Document 5. Lettres et télégrammes de soutien aux grévistes du Joint français
p. 407-414
Texte intégral
1[Ces documents, adressés à Jean Le Faucheur, à Yves Le Foll (maire PSU de Saint-Brieuc) ou au journal Le Télégramme permirent à Guy Lorant d’alimenter ses articles puis, ultérieurement, ses deux contributions aux ouvrages collectifs. Ils reflètent la diversité des solidarités, l’importance de la symbolique, le sens du pratique, l’expression de la colère. Ils traduisent aussi la ferveur des appartenances vécues et sont empreints d’une spontanéité, comme d’un espoir ou d’une langue venant d’un temps révolu. Certains disent aussi la peur panique de la dénonciation et la puissance des régimes d’autorité d’alors.]
2[sur carte bristol]
« Nous sommes deux petites filles, moi, je m’appelle Fabienne, j’ai 8 ans, ma sœur Florence a 10 ans. Nous voulons donner un peu d’argent de notre tire-lire, pour que vous achetiez de la viande et un peu de friandises aux enfants des grévistes du Joint français. Je crois que vous allez être plein de joie
Florence ; Fabienne
Hamon, 35 Rennes »
3[carte de visite]
4Paris 8e
5Mr et Mme J. Bourges
6[au] Comité de grève du Joint français
« Refusant l’exploitation ouvrière en Bretagne, nous devons nous exiler à Paris, où cette exploitation est moindre.
Désirant revenir en Bretagne rapidement, ce combat est celui de tous les Bretons où qu’ils soient.
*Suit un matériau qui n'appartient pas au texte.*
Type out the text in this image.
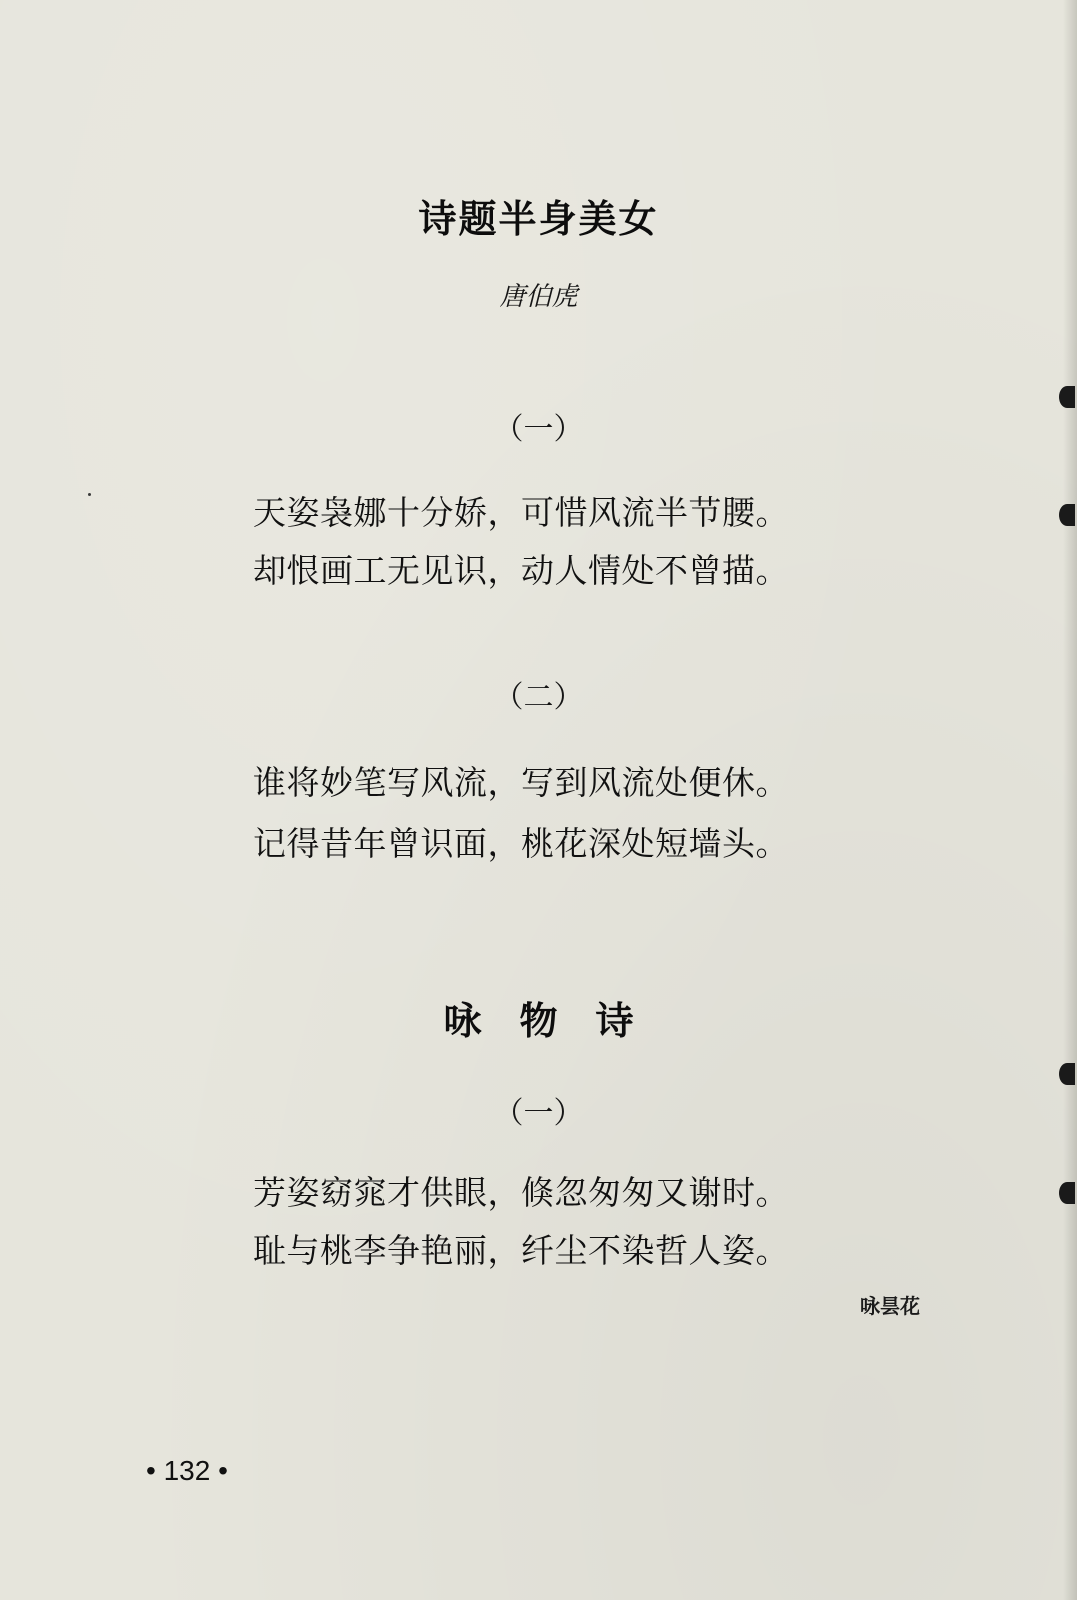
诗题半身美女
唐伯虎
（一）
天姿袅娜十分娇，可惜风流半节腰。
却恨画工无见识，动人情处不曾描。
（二）
谁将妙笔写风流，写到风流处便休。
记得昔年曾识面，桃花深处短墙头。
咏物诗
（一）
芳姿窈窕才供眼，倏忽匆匆又谢时。
耻与桃李争艳丽，纤尘不染哲人姿。
咏昙花
• 132 •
Que notre modeste aide vous aide à gagner notre combat à nous Bretons. »
7[carte avec petite médaille miraculeuse en métal]
« Monsieur le Maire,
Voulez-vous accepter pour votre ville, pour qu’une solution juste soit trouvée au plus vite, pour toutes les familles d’ouvriers, voulez-vous accepter cette petite médaille ? En même temps, elle vous protégera ; la Sainte Vierge a promis, à ceux qui la porteraient avec confiance beaucoup de grâces. Et ces grâces si elles sont spirituelles, sont souvent matérielles. Et notre maman du Ciel soit bénie, c’est bien ce dont nous avons besoin. Elle sait aussi que la misère engendre la hargne et rien que pour éviter d’être méchant… mais surtout malheureux, car Elle nous aime beaucoup, Elle nous donne ce qui est nécessaire. En échange, Elle nous demande seulement une confiance d’enfant.
Si je vous heurte dans vos convictions philosophiques, veuillez me le pardonner. Alors, voudriez-vous donner la médaille à une personne malade ou pauvre ?
Je vous remercie.
Veuillez agrée Monsieur le Maire, mes salutations respectueuses et mes souhaits de prospérité pour votre ville. [signature illisible] »
8[carte de visite : Daniel Ungemach-Benedite
9Directeur littéraire Éditions Rombaldi – 222, boulevard St-Germain, Paris, VIIe]
10ci-joint 200 francs
11Pour les grévistes du « Joint français » avec ses vœux de succès pour leur courageux mouvement.
12[sur papier libre]
13« AUX OUVRIERS GRÉVISTES DU JOINT FRANÇAIS
14QUOIQU’A L’ARMÉE NOUS AVONS SUIVI AVEC INTERET VOTRE GREVE EXEMPLAIRE PARCE QUE MALGRÉ NOTRE UNIFORME, NOUS FAISONS TOUJOURS PARTIE INTÉGRANTE DU MOUVEMENT OUVRIER
15POUR VOUS PROUVER NOTRE SOLIDARITÉ ON A FAIT UNE COLLECTE PARMI LES MATELOTS DE LA BASE QUI VIENNENT DE TOUTES LES RÉGIONS DE FRANCE
16ON N’A PAS PU JOINDRE BEAUCOUP DE CAMARADES PARCE QU’IL NOUS A FALLU PRENDRE DES PRÉCAUTIONS ; ET COMME EN PLUS ON NE GAGNE PRESQUE RIEN, NOTRE CONTRIBUTIONS SERA MODESTE. 90 FRS
17UN GROUPE DE MATELOTS, ENGAGÉS ET APPELÉS BASE AERONAVALE LANDIVISIAU
18adressé parMonsieur Miossec Jean, 39 rue Camille Desmoulins 29 N Brest
19[sur papier libre]
« Afin que du passé il soit fait table rase…
Bon courage »
20[signature illisible]
21[carte de visite]
22Faculté des Sciences économiques de Nice]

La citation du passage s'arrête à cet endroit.